Affiche du film  Piché : Entre ciel et terre
© TVA Films

Piché : Entre ciel et terre

Version originale en français
v.o.f.s.-t.a. : Piché : Entre ciel et terre
6 juillet 2010

Deux ou trois mots clés

Photo Par Karl Filion

Après l'expérience peu concluante de Pour toujours les Canadiens, le réalisateur Sylvain Archambault devait absolument rétablir sa réputation de « meilleur réalisateur de télévision à ne pas avoir encore fait de cinéma (avec Podz) ». Ses succès à la télévision n'étaient pas incompatibles avec le cinéma, il suffisait de prouver qu'il était en mesure de les transposer de l'un à l'autre (suffit de faire les bons choix). Il y parvient, grâce à la performance inspirée de Michel Côté (qui décidément ne semble pas capable de se tromper) et d'une réalisation souvent précise et convaincue. Il n'est pas question de démarrer un courant artistique avec Piché : Entre ciel et terre, mais bien de raconter une histoire avec efficacité. Deux mots-clés qui prévalent dans le cinéma populaire. On parle presque d'une dictature.
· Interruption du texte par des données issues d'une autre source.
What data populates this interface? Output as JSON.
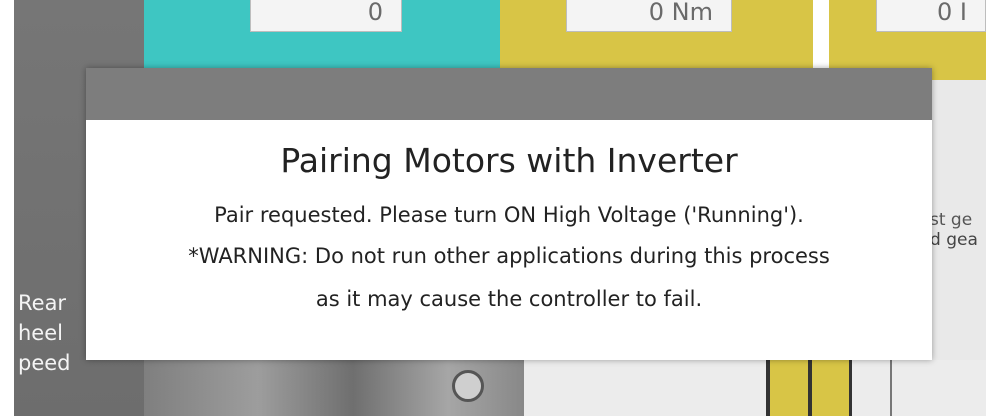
{
  "background": {
    "field_a_value": "0",
    "field_b_value": "0 Nm",
    "field_c_value": "0 I",
    "right_text_line1": "st ge",
    "right_text_line2": "d gea",
    "left_label_lines": [
      "Rear",
      "heel",
      "peed"
    ]
  },
  "dialog": {
    "title": "Pairing Motors with Inverter",
    "message": "Pair requested. Please turn ON High Voltage ('Running').",
    "warning_line1": "*WARNING: Do not run other applications during this process",
    "warning_line2": "as it may cause the controller to fail."
  },
  "colors": {
    "teal_panel": "#3ec6c2",
    "yellow_panel": "#d8c546",
    "dialog_header": "#7d7d7d",
    "dialog_body": "#ffffff"
  }
}
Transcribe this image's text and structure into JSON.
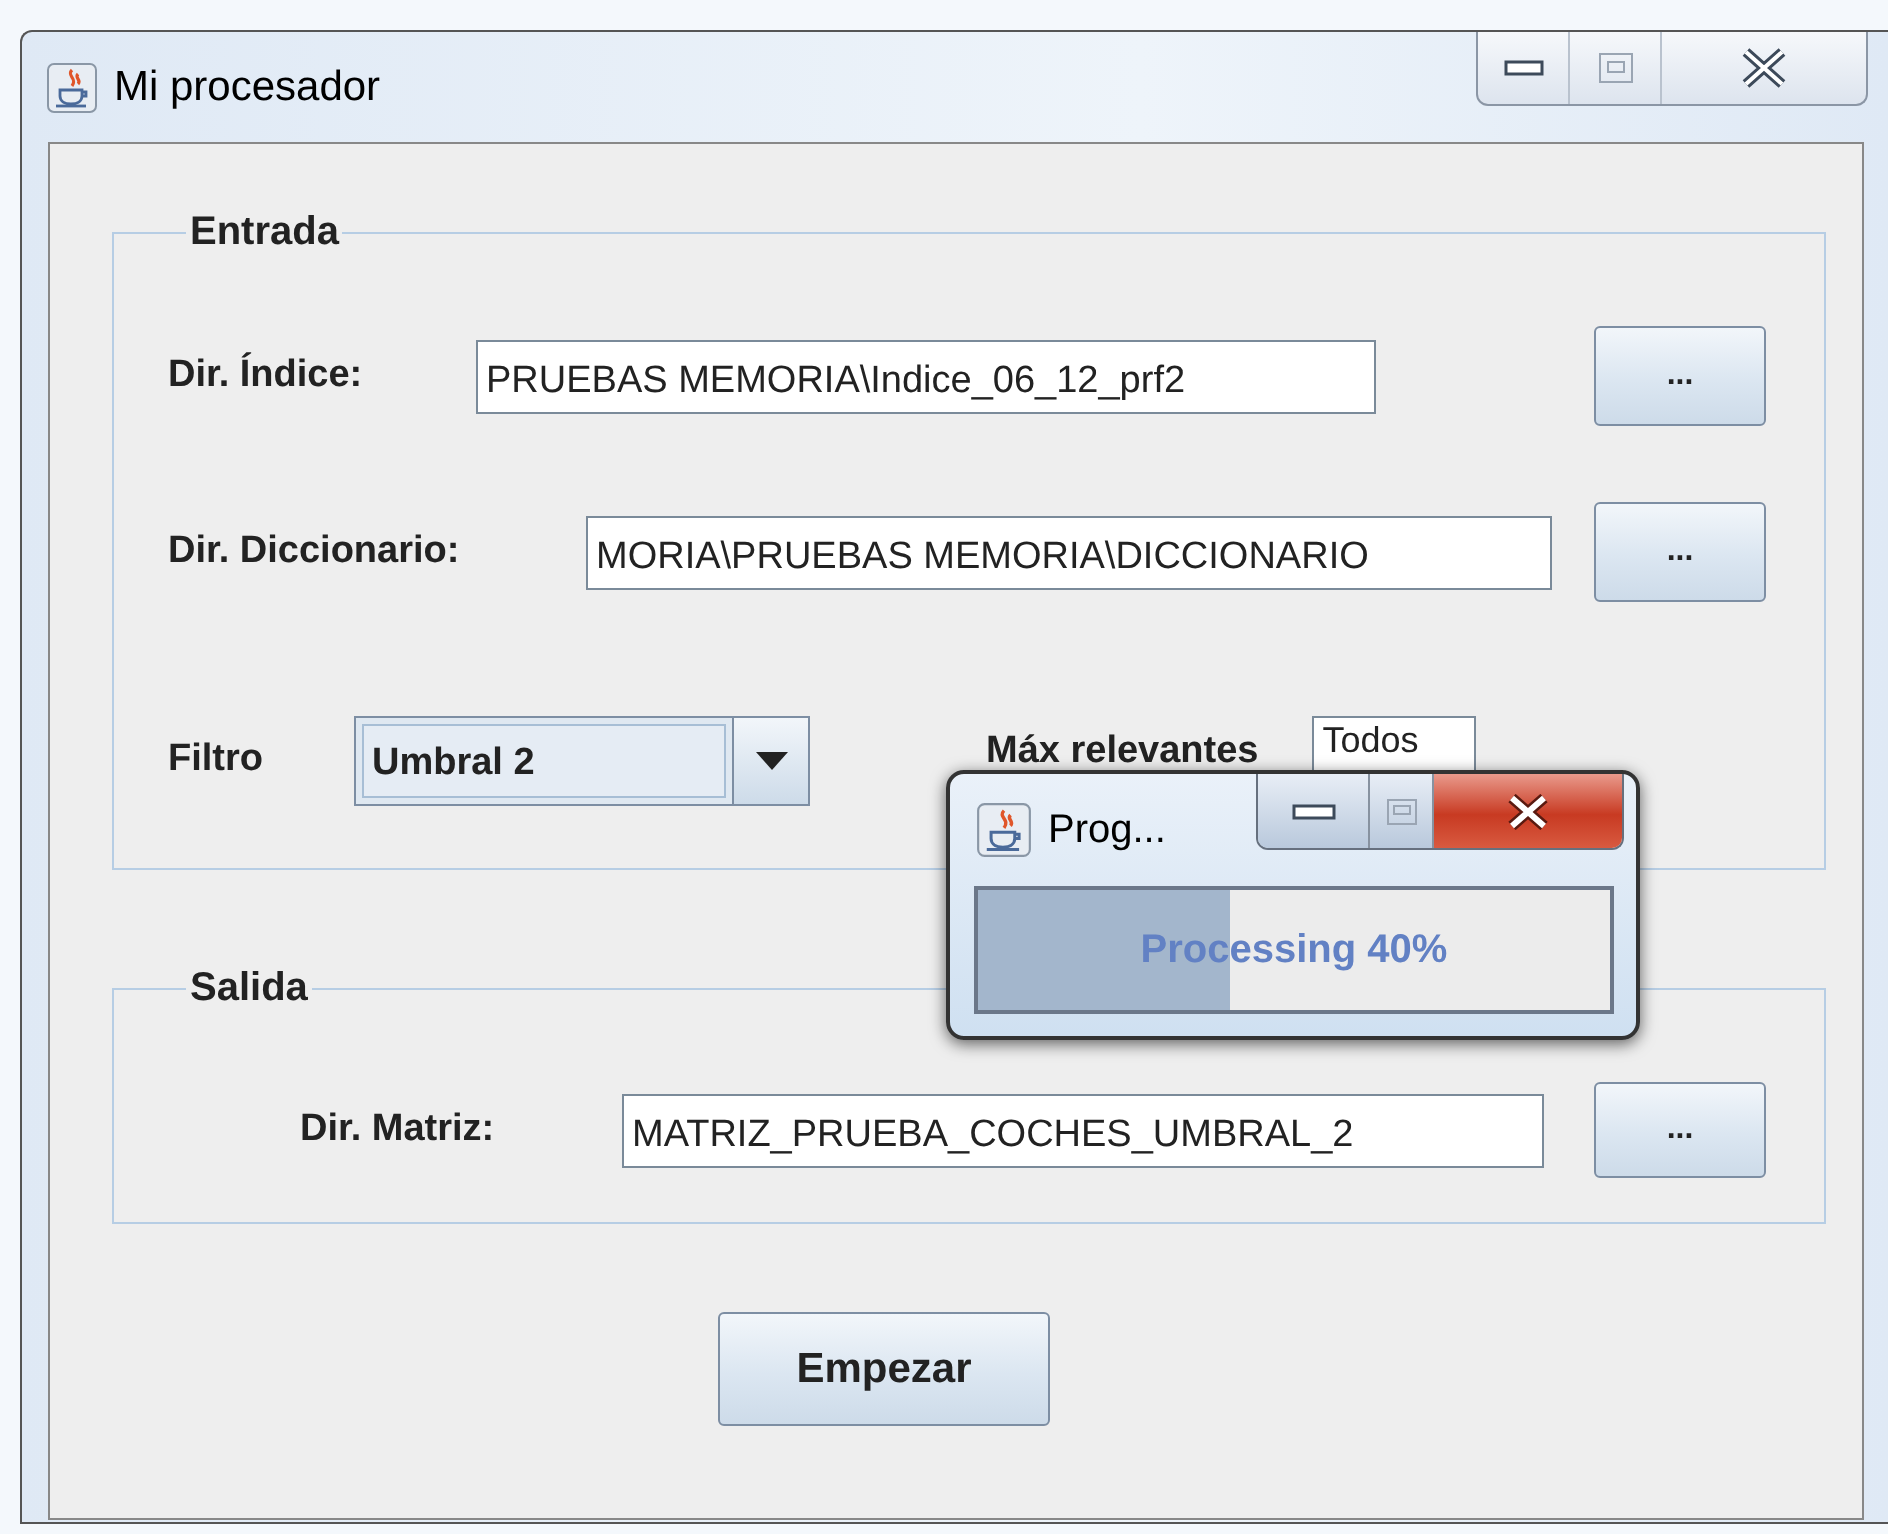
{
  "window": {
    "title": "Mi procesador"
  },
  "entrada": {
    "legend": "Entrada",
    "rows": [
      {
        "label": "Dir. Índice:",
        "value": "PRUEBAS MEMORIA\\Indice_06_12_prf2",
        "button": "..."
      },
      {
        "label": "Dir. Diccionario:",
        "value": "MORIA\\PRUEBAS MEMORIA\\DICCIONARIO",
        "button": "..."
      }
    ],
    "filtro": {
      "label": "Filtro",
      "value": "Umbral 2"
    },
    "max_relevantes": {
      "label": "Máx relevantes",
      "value": "Todos"
    }
  },
  "salida": {
    "legend": "Salida",
    "label": "Dir. Matriz:",
    "value": "MATRIZ_PRUEBA_COCHES_UMBRAL_2",
    "button": "..."
  },
  "start_button": "Empezar",
  "progress_dialog": {
    "title": "Prog...",
    "level": 0.4,
    "text": "Processing 40%"
  }
}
La réalisation d'Archambault fonctionne en deux temps : elle est hésitante lorsqu'elle essaie d'être théorique, c'est-à-dire d'appliquer des concepts pour les transformer en émotion (gros plan, montage nerveux et musique, qui, en théorie, devraient créer de la tension). Elle est cependant particulièrement efficace lorsqu'elle mise sur l'efficacité, lorsqu'elle s'applique à placer les éléments dans leur contexte spatial et temporel sans essayer de les manipuler. Il y a assez d'événements dans la vie de Robert Piché pour faire un film palpitant sans surdramatiser en mettant un visage sur les passagers du vol Air Transat 236 ou en prenant en pitié ses anciennes femmes. Mais la conclusion fonctionne si bien, elle est si efficace qu'on oublie ces légers accrocs.
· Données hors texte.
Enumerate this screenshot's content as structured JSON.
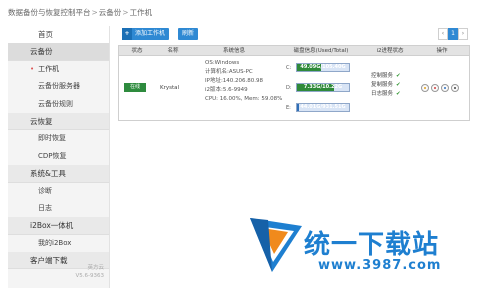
{
  "breadcrumb": [
    "数据备份与恢复控制平台",
    "云备份",
    "工作机"
  ],
  "sidebar": {
    "home": "首页",
    "groups": [
      {
        "label": "云备份",
        "items": [
          "工作机",
          "云备份服务器",
          "云备份规则"
        ]
      },
      {
        "label": "云恢复",
        "items": [
          "即时恢复",
          "CDP恢复"
        ]
      },
      {
        "label": "系统&工具",
        "items": [
          "诊断",
          "日志"
        ]
      },
      {
        "label": "i2Box一体机",
        "items": [
          "我的i2Box"
        ]
      },
      {
        "label": "客户端下载",
        "items": []
      }
    ],
    "footer_line1": "英方云",
    "footer_line2": "V5.6-9363"
  },
  "toolbar": {
    "add_label": "添加工作机",
    "refresh_label": "刷新",
    "pager_prev": "‹",
    "pager_current": "1",
    "pager_next": "›"
  },
  "table": {
    "headers": [
      "状态",
      "名称",
      "系统信息",
      "磁盘信息(Used/Total)",
      "i2进程状态",
      "操作"
    ],
    "row": {
      "status": "在线",
      "name": "Krystal",
      "sysinfo": [
        "OS:Windows",
        "计算机名:ASUS-PC",
        "IP地址:140.206.80.98",
        "i2版本:5.6-9949",
        "CPU: 16.00%, Mem: 59.08%"
      ],
      "disks": [
        {
          "label": "C:",
          "text": "49.09G/105.40G",
          "fraction": 0.466,
          "color": "#2f8a3a"
        },
        {
          "label": "D:",
          "text": "7.33G/10.22G",
          "fraction": 0.717,
          "color": "#2f8a3a"
        },
        {
          "label": "E:",
          "text": "44.01G/931.51G",
          "fraction": 0.047,
          "color": "#2f6fb8"
        }
      ],
      "services": [
        "控制服务",
        "复制服务",
        "日志服务"
      ],
      "ops": [
        "edit-icon",
        "delete-icon",
        "info-icon",
        "settings-icon"
      ]
    }
  },
  "watermark": {
    "title": "统一下载站",
    "url": "www.3987.com",
    "colors": {
      "blue": "#1e7fd0",
      "orange": "#f08a1c"
    }
  }
}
Le scénario de Ian Lauzon donne lui aussi dans le théorique (ellipse entre la prison de Géorgie et la cellule du centre de désintox, chronologie éclatée) afin de raconter cette histoire digne d'une télésérie lourde en treize épisodes : problèmes d'alcool, problèmes familiaux, problèmes juridiques et exploit de pilotage. Oui, certaines scènes sont moins réussies (particulièrement au sein du noyau familial), mais la construction dramatique est exemplaire et fonctionne merveilleusement parce que le réalisateur a su où insister pour faire ressortir les nombreux moments forts de la vie mouvementée du commandant Robert Piché. Les performances de Côté et de son fils Maxime Leflaguais tiennent le film ensemble lorsqu'il chancèle entre une séance de thérapie et une scène en prison.
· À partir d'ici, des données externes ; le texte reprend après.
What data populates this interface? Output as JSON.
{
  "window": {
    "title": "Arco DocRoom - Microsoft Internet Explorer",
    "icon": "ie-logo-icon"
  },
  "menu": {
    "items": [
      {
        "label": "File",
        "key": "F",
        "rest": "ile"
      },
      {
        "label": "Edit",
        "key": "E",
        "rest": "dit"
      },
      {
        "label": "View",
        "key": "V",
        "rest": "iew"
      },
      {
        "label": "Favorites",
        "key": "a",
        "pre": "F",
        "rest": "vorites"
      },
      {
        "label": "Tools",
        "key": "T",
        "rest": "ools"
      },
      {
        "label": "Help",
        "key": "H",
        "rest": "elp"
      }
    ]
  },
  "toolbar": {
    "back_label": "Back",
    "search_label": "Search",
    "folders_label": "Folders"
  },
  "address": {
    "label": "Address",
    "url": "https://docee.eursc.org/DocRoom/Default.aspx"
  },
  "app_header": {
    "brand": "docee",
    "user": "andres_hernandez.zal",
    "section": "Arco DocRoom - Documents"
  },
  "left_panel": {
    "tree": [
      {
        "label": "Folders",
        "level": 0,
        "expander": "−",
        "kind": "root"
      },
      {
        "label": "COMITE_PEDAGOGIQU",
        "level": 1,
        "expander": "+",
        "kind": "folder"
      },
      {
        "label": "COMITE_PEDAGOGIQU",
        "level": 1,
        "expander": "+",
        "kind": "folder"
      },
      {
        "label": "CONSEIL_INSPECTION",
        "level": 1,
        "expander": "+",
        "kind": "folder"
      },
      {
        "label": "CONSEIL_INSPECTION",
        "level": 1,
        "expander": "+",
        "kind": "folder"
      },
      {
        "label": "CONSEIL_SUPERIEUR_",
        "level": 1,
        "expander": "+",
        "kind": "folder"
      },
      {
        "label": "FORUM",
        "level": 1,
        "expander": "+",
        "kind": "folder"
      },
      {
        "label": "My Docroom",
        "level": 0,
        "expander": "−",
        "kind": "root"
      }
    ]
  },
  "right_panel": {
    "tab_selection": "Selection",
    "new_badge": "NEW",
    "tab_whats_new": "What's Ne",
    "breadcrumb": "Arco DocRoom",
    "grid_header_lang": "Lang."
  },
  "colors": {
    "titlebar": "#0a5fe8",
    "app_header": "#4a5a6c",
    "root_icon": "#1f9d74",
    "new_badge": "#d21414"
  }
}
Ce qui est dommage (et, entre vous et moi, on s'y attendait) c'est qu'on rajoute au mythe d'héroïsme qui s'est bâti autour de Robert Piché. Il a été arrêté en Géorgie parce qu'il transportait de la drogue? C'est parce qu'il avait perdu son emploi et qu'il crevait de faim, voyons! Ce n'est pas un criminel! Il conserve bien sûr sa virginité anale (ce qui est une petite victoire pour le héros d'un film lorsqu'il est emprisonné) et se réconcilie avec sa fille à la fin. Le happy end demeure et demeurera impossible à manoeuvrer convenablement au cinéma; comme si un film ne pouvait être complet s'il n'est pas rassurant. On parvient même à écarter les doutes de la possible erreur de pilotage commise par le commandant lorsqu'il a transféré de l'essence au moteur endommagé...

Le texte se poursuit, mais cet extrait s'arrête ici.